Supplementary Material

1

Supplemental Digital Content Figure. Relationship of n-6 and n-3 PUFAs with inflammatory eicosanoids

PUFAs—polyunsaturated fatty acids

Dotted arrows denote multiple steps in the metabolic pathway.⁷⁵

Ratios denote number of carbon atoms:number of double bonds, and the series number refers to the number of double bonds in each eicosanoid.⁷⁶

Supplemental Digital Content Table. Sensitivity analyses incorporating VL into regression models of obstetric and childhood growth outcomes

Appendix. Rationale for selected statistical methods

Justification for exclusion of HIV VL and CD4 count from adjusted models of obstetric outcomes

In the main analysis for obstetric outcomes, we adjusted for maternal age at LMP and annual household income as potential confounders, but not HIV VL and CD4 count; however, HIV VL was included in regression models in our sensitivity analysis. We previously demonstrated greater HIV viremia is associated with higher n-6:n-3 ratios in pregnant PWH. HIV VL was not included as a covariate in the main model as HIV viremia can be considered on the causal pathway for the obstetric outcomes assessed.¹⁵ However, it is possible HIV viremia alters lipid profiles, which may be associated with the outcomes evaluated.

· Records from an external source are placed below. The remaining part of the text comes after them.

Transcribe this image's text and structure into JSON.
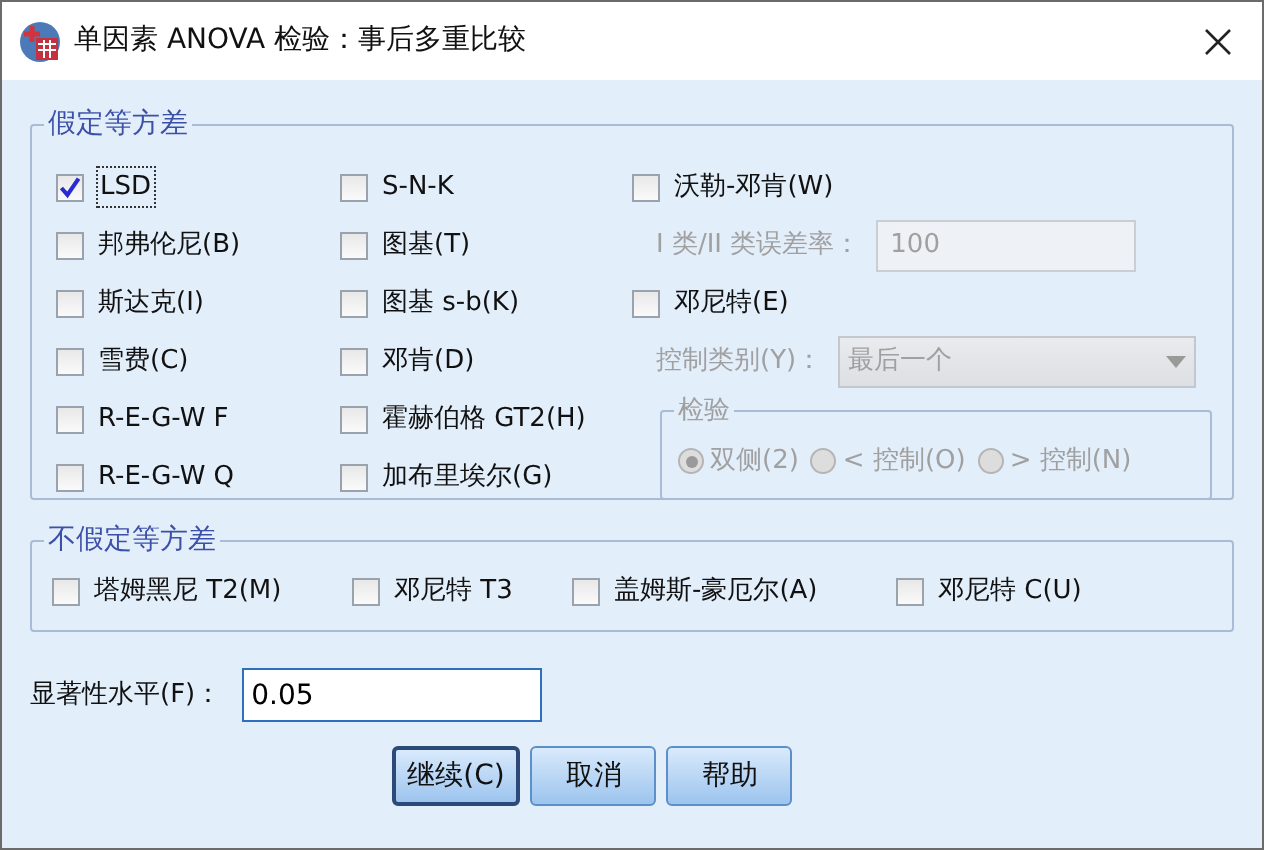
{
  "window": {
    "title": "单因素 ANOVA 检验：事后多重比较"
  },
  "equal_variances": {
    "title": "假定等方差",
    "column_1": [
      {
        "label": "LSD",
        "checked": true,
        "focused": true
      },
      {
        "label": "邦弗伦尼(B)",
        "checked": false
      },
      {
        "label": "斯达克(I)",
        "checked": false
      },
      {
        "label": "雪费(C)",
        "checked": false
      },
      {
        "label": "R-E-G-W F",
        "checked": false
      },
      {
        "label": "R-E-G-W Q",
        "checked": false
      }
    ],
    "column_2": [
      {
        "label": "S-N-K",
        "checked": false
      },
      {
        "label": "图基(T)",
        "checked": false
      },
      {
        "label": "图基 s-b(K)",
        "checked": false
      },
      {
        "label": "邓肯(D)",
        "checked": false
      },
      {
        "label": "霍赫伯格 GT2(H)",
        "checked": false
      },
      {
        "label": "加布里埃尔(G)",
        "checked": false
      }
    ],
    "waller": {
      "label": "沃勒-邓肯(W)",
      "checked": false,
      "ratio_label": "I 类/II 类误差率：",
      "ratio_value": "100",
      "disabled": true
    },
    "dunnett": {
      "label": "邓尼特(E)",
      "checked": false,
      "control_label": "控制类别(Y)：",
      "control_value": "最后一个",
      "disabled": true,
      "test": {
        "title": "检验",
        "options": [
          {
            "label": "双侧(2)",
            "selected": true
          },
          {
            "label": "< 控制(O)",
            "selected": false
          },
          {
            "label": "> 控制(N)",
            "selected": false
          }
        ]
      }
    }
  },
  "unequal_variances": {
    "title": "不假定等方差",
    "options": [
      {
        "label": "塔姆黑尼 T2(M)",
        "checked": false
      },
      {
        "label": "邓尼特 T3",
        "checked": false
      },
      {
        "label": "盖姆斯-豪厄尔(A)",
        "checked": false
      },
      {
        "label": "邓尼特 C(U)",
        "checked": false
      }
    ]
  },
  "significance": {
    "label": "显著性水平(F)：",
    "value": "0.05"
  },
  "buttons": [
    {
      "label": "继续(C)",
      "default": true
    },
    {
      "label": "取消",
      "default": false
    },
    {
      "label": "帮助",
      "default": false
    }
  ]
}
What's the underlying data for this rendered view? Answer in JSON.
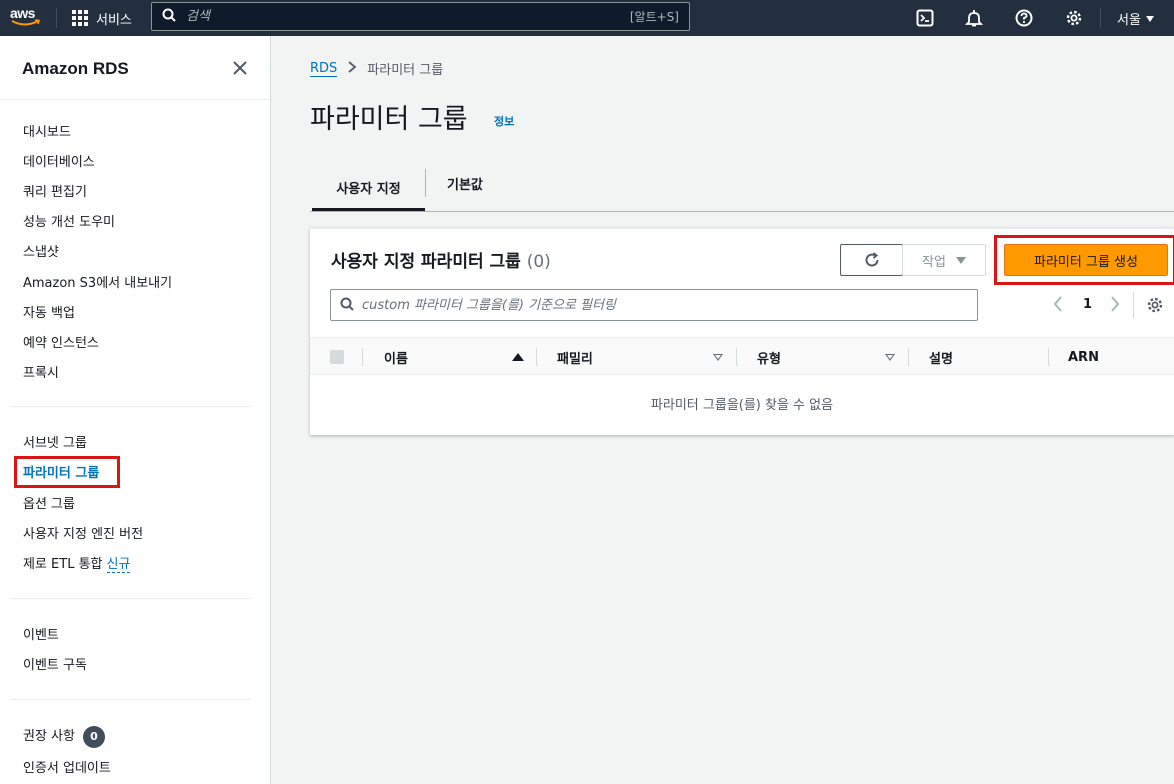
{
  "topbar": {
    "logo_text": "aws",
    "services_label": "서비스",
    "search_placeholder": "검색",
    "search_shortcut": "[알트+S]",
    "region_label": "서울"
  },
  "sidebar": {
    "title": "Amazon RDS",
    "group1": [
      "대시보드",
      "데이터베이스",
      "쿼리 편집기",
      "성능 개선 도우미",
      "스냅샷",
      "Amazon S3에서 내보내기",
      "자동 백업",
      "예약 인스턴스",
      "프록시"
    ],
    "group2": [
      "서브넷 그룹",
      "파라미터 그룹",
      "옵션 그룹",
      "사용자 지정 엔진 버전",
      "제로 ETL 통합"
    ],
    "new_badge": "신규",
    "group3": [
      "이벤트",
      "이벤트 구독"
    ],
    "group4": [
      "권장 사항",
      "인증서 업데이트"
    ],
    "recommendations_count": "0"
  },
  "breadcrumb": {
    "root": "RDS",
    "current": "파라미터 그룹"
  },
  "page": {
    "title": "파라미터 그룹",
    "info_link": "정보"
  },
  "tabs": [
    {
      "label": "사용자 지정",
      "active": true
    },
    {
      "label": "기본값",
      "active": false
    }
  ],
  "panel": {
    "title": "사용자 지정 파라미터 그룹",
    "count": "(0)",
    "actions_label": "작업",
    "create_label": "파라미터 그룹 생성",
    "filter_placeholder": "custom 파라미터 그룹을(를) 기준으로 필터링",
    "page_number": "1",
    "columns": [
      "이름",
      "패밀리",
      "유형",
      "설명",
      "ARN"
    ],
    "empty_message": "파라미터 그룹을(를) 찾을 수 없음"
  },
  "colors": {
    "topbar_bg": "#232f3e",
    "link": "#0073bb",
    "primary_button": "#ff9900",
    "highlight": "#d91515"
  }
}
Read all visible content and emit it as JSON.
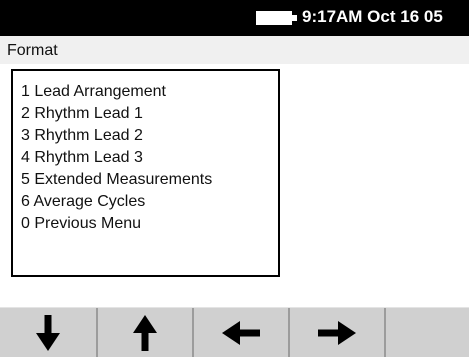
{
  "status_bar": {
    "time_date": "9:17AM Oct 16 05",
    "battery_icon": "battery-icon"
  },
  "title_bar": {
    "title": "Format"
  },
  "menu": {
    "items": [
      {
        "label": "1 Lead Arrangement"
      },
      {
        "label": "2 Rhythm Lead 1"
      },
      {
        "label": "3 Rhythm Lead 2"
      },
      {
        "label": "4 Rhythm Lead 3"
      },
      {
        "label": "5 Extended Measurements"
      },
      {
        "label": "6 Average Cycles"
      },
      {
        "label": "0 Previous Menu"
      }
    ]
  },
  "soft_keys": [
    {
      "icon": "arrow-down-icon"
    },
    {
      "icon": "arrow-up-icon"
    },
    {
      "icon": "arrow-left-icon"
    },
    {
      "icon": "arrow-right-icon"
    },
    {
      "icon": ""
    }
  ],
  "colors": {
    "status_bar_bg": "#000000",
    "title_bar_bg": "#f0f0f0",
    "soft_key_bg": "#d0d0d0"
  }
}
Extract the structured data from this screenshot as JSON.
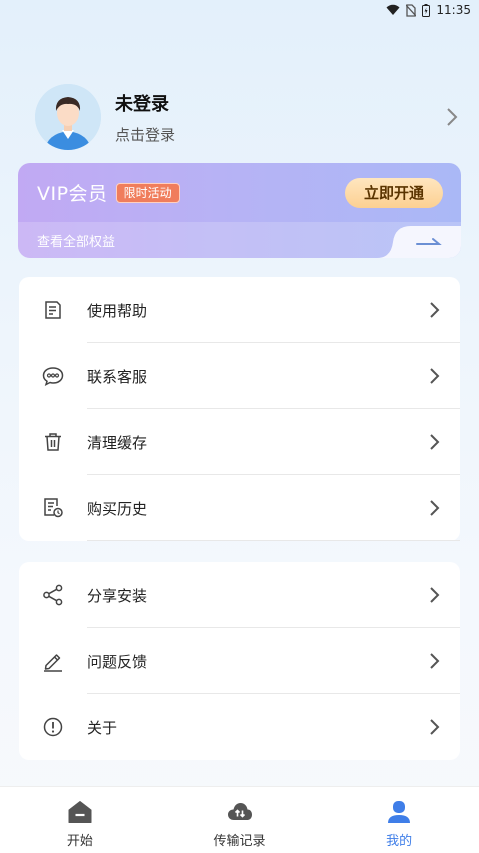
{
  "status_bar": {
    "time": "11:35"
  },
  "profile": {
    "name": "未登录",
    "subtitle": "点击登录"
  },
  "vip": {
    "title": "VIP会员",
    "tag": "限时活动",
    "button": "立即开通",
    "link": "查看全部权益"
  },
  "menu_group_1": [
    {
      "label": "使用帮助",
      "icon": "document-icon"
    },
    {
      "label": "联系客服",
      "icon": "chat-bubble-icon"
    },
    {
      "label": "清理缓存",
      "icon": "trash-icon"
    },
    {
      "label": "购买历史",
      "icon": "receipt-clock-icon"
    }
  ],
  "menu_group_2": [
    {
      "label": "分享安装",
      "icon": "share-icon"
    },
    {
      "label": "问题反馈",
      "icon": "pen-icon"
    },
    {
      "label": "关于",
      "icon": "info-icon"
    }
  ],
  "bottom_nav": [
    {
      "label": "开始",
      "icon": "home-icon",
      "active": false
    },
    {
      "label": "传输记录",
      "icon": "cloud-transfer-icon",
      "active": false
    },
    {
      "label": "我的",
      "icon": "user-icon",
      "active": true
    }
  ],
  "colors": {
    "accent": "#3f7ee8",
    "vip_tag": "#f07d5c",
    "vip_button": "#fcd092"
  }
}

We did not adjust for CD4 count or ART exposure in the main model or sensitivity analysis, as we previously demonstrated these were not associated with n-6:n-3 ratios in this population.¹⁵

Justification for child anthropometric z-score discriminatory threshold at the 25^th percentile

We evaluated child anthropometric Z-score across age by maternal plasma n-6:n-3 ratio >25^th vs. ≤25^th percentile. We chose the 25^th percentile as a discriminatory threshold between a more pro-inflammatory (>25^th percentile) versus anti-inflammatory (≤25^th percentile) PUFA signature, as standardized cut-off values and reference ranges for normal and abnormal n-6:n-3 ratios have not been standardized in pregnancy due to variation based on the specific laboratory assay used and heterogeneous units of measure reported across studies. Although a 6:1 n-6:n-3 ratio is recommended for optimal health, prior work suggests the average (± standard deviation) n-6:n-3 ratio in pregnant people without HIV may range from as low as 6.1 (±1.7) in a cohort from the Netherlands and as high as 29.5 (±11.7) in a cohort from Spain.^9,70-73,65 In this cohort of pregnant PWH, we previously reported the median n-6:n-3 ratio to be 12.99 (interquartile range [IQR] 1.75, 23.15).¹⁵ Use of a discriminatory cut-off, in lieu of continuous measures, is clinically meaningful as it allows for direct clinical application broadly despite heterogeneous assays or units of measure.

Data availability:

Data available upon request to the PHACS Network.